On some level I know KGNS is providing a service, but it's the sanctimonious attitude that irks me. I've given money to the gentleman featured in the report, as well as to others, but it's always been spare change. They make it sound like they're robbing us blind or something.
For those who called in to the station, and to the reporters: you have to give us charitable people some credit. We're not that naive. When I saw the story, I didn't fall out of my chair. We know that those who beg for money are always going to hand us some far-fetched story. I remember this one lady who used to hang around Saunders telling everyone that she had cancer. Was it true? Who knows.
And then there's the man with the "why lie, I need beer" sign. And the sun-burnt man hanging out along Chihuahua with an HEB cart. He looked homeless but he knew a lot of what's going on in the political realm. Where is this man getting his information?

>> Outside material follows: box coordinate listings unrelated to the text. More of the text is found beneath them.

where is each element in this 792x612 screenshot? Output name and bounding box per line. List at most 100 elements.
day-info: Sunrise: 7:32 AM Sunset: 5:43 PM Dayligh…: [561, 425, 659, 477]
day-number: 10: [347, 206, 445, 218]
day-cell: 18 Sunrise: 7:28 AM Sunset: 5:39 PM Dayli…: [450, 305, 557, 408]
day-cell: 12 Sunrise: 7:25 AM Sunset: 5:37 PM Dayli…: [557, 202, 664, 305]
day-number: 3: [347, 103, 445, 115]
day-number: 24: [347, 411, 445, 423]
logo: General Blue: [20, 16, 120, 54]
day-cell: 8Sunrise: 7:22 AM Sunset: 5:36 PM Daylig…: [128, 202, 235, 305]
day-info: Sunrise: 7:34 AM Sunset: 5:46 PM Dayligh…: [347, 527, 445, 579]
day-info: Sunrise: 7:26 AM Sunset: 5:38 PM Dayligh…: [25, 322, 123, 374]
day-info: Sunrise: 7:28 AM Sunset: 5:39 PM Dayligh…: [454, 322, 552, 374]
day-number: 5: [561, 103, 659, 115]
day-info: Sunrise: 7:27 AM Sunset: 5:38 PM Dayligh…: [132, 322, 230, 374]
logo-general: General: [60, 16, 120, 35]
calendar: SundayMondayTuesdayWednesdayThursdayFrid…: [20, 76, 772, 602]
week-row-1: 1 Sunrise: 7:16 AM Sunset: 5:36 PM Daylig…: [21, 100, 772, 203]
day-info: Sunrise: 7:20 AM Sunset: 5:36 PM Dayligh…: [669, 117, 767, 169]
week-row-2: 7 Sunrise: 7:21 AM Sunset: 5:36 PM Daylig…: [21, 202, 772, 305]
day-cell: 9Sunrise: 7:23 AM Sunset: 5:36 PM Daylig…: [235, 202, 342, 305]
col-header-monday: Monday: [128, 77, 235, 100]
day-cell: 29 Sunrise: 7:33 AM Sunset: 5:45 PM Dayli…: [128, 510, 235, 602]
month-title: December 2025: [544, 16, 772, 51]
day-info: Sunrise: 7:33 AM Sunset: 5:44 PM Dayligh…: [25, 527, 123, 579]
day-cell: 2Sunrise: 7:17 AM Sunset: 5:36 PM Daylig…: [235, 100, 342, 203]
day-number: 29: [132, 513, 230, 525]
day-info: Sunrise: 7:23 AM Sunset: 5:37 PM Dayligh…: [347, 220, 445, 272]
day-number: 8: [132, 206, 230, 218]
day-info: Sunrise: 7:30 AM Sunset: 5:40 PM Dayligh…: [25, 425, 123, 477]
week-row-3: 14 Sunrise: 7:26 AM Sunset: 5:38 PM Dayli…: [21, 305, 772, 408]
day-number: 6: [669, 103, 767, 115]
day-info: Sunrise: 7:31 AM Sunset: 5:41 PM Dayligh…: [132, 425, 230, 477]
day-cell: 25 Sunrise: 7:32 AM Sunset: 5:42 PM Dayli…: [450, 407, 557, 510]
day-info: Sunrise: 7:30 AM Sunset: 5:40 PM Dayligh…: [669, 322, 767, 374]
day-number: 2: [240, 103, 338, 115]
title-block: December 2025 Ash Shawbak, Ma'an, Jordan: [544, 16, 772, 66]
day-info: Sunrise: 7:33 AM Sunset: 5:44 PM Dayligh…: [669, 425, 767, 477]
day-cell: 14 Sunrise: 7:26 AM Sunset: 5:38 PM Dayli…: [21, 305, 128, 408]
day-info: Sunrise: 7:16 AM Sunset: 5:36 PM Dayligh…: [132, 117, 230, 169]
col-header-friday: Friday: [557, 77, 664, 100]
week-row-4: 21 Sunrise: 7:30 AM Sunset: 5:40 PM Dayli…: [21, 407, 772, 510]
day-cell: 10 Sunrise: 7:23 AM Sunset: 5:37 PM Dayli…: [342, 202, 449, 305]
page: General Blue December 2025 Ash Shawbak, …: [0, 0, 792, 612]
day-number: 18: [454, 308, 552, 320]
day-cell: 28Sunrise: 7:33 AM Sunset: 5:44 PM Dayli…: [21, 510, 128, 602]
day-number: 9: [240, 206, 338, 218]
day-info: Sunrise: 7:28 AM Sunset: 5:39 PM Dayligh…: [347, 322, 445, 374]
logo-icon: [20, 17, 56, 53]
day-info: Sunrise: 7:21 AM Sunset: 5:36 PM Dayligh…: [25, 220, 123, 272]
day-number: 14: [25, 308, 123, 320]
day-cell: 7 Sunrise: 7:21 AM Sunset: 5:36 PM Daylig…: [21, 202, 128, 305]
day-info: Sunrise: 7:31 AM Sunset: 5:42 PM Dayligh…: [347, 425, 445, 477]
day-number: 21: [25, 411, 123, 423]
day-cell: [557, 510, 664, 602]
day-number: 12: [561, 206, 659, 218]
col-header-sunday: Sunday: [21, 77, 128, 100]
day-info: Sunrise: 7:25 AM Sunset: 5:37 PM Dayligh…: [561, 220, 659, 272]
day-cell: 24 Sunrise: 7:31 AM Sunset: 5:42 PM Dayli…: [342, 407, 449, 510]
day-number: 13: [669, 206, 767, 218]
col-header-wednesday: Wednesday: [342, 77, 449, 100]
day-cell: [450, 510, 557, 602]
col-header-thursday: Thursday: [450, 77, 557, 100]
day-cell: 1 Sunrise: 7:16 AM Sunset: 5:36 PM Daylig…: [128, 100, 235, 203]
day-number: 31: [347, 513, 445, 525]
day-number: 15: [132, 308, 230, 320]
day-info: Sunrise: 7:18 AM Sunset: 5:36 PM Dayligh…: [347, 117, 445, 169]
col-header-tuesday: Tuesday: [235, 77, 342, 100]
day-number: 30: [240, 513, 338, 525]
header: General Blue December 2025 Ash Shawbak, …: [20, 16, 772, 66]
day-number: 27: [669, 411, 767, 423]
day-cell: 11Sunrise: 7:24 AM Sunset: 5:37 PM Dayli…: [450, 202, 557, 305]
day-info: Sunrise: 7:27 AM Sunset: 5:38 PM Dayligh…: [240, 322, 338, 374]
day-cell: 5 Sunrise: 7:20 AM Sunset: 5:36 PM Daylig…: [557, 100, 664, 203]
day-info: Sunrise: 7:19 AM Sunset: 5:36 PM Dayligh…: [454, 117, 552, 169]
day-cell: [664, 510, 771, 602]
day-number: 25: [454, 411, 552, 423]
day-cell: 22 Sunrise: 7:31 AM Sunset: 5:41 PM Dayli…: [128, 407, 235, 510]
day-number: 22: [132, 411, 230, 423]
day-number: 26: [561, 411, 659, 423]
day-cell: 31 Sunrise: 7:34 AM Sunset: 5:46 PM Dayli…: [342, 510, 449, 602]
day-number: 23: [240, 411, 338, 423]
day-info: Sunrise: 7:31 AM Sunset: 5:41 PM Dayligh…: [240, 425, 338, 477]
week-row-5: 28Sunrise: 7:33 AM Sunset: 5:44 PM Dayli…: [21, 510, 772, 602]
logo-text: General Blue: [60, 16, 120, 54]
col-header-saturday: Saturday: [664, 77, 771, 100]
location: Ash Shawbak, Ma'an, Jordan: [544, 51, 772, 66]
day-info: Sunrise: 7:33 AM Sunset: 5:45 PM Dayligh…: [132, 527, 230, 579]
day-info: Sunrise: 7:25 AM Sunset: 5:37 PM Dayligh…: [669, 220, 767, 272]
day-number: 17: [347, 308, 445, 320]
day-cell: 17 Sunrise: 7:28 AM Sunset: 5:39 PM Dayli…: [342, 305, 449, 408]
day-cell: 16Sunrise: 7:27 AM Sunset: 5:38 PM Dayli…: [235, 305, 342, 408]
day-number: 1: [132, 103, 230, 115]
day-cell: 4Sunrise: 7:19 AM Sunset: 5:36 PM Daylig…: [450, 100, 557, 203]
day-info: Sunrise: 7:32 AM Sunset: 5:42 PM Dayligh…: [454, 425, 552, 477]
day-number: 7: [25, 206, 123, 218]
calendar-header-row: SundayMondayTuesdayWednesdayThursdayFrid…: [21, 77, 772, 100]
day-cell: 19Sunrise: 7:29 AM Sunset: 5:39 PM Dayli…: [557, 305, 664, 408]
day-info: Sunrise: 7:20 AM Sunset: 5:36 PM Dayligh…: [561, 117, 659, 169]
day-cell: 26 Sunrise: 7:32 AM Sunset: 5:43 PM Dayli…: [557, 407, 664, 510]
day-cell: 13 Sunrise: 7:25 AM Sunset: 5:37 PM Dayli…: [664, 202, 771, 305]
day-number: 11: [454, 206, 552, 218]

The point is that I give whatever little money I can shell out while knowing full well that it's probably not going to be used with the intended purpose I deem appropriate. Some are going to go out and buy beer. Then again, some might need it to cover their stay at the Salvation Army shelter.
I'll tell you what: next time I drive by somebody asking for money, I'll give them a little extra so they can call it a day and move along, saving you from feeling uncomfortable at the sight of someone wiping his forehead with his t-shirt while holding a cardboard sign that's seen better days. Deal? Deal.